The algorithm also successfully detected a human face; apparently, I resemble an English Toy Spaniel!
Finally, the algorithm provided the correct output when neither a dog nor human image was supplied, but instead an image of Bella the horse!
Model Evaluation & Validation
The following is the accuracy each model received on the test set.
- CNN from scratch: 7.4%
- CNN from VGG-16: 44.7%
- CNN from ResNet-50: 80.9%
These differences in accuracies are caused by the varying number of parameters in each model.

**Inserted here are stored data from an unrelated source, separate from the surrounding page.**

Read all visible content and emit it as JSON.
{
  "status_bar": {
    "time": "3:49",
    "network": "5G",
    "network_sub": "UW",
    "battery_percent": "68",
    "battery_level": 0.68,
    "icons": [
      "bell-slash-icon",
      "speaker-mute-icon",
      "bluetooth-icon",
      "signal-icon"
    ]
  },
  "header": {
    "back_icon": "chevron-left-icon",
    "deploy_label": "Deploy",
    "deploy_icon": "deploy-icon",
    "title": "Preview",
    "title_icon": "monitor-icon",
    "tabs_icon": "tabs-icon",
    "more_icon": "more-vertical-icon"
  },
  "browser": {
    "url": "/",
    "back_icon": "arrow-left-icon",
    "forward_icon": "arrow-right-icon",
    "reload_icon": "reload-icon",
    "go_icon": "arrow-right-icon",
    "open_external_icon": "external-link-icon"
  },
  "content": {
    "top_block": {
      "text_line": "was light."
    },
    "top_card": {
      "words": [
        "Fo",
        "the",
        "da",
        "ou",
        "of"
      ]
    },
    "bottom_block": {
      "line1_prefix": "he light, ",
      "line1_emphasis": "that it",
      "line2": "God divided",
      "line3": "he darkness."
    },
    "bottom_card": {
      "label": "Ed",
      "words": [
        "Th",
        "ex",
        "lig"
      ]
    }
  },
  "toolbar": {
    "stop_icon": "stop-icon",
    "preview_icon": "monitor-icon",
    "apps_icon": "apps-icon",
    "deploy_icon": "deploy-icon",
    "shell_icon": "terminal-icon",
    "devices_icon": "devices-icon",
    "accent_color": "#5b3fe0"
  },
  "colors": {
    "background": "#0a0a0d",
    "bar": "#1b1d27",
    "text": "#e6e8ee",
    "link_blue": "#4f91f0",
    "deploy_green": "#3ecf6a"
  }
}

- CNN from scratch: 9415 parameters
- CNN from VGG-16: 68229 parameters
- CNN from ResNet-50: 272517 parameters
Since the accuracy of the models were tested on the test sets, overfitting is not an issue even though the final model has the largest number of parameters.
Reflection
The objective of this project was to create a CNN with more than 60% testing accuracy while training in a GPU.
In my opinion, this project has been a great starting point to understand and practice deep learning. Even so, exploratory data analysis and data visualisations were still key in creating and training an effective machine learning model as these steps help in choosing a suitable performance metric for evaluating the model.
Before building the CNN model, the image data needed to be in the form of a 4D tensor when using Keras. Furthermore, all images needed to be reshaped into the same shape for training the CNN models in batch.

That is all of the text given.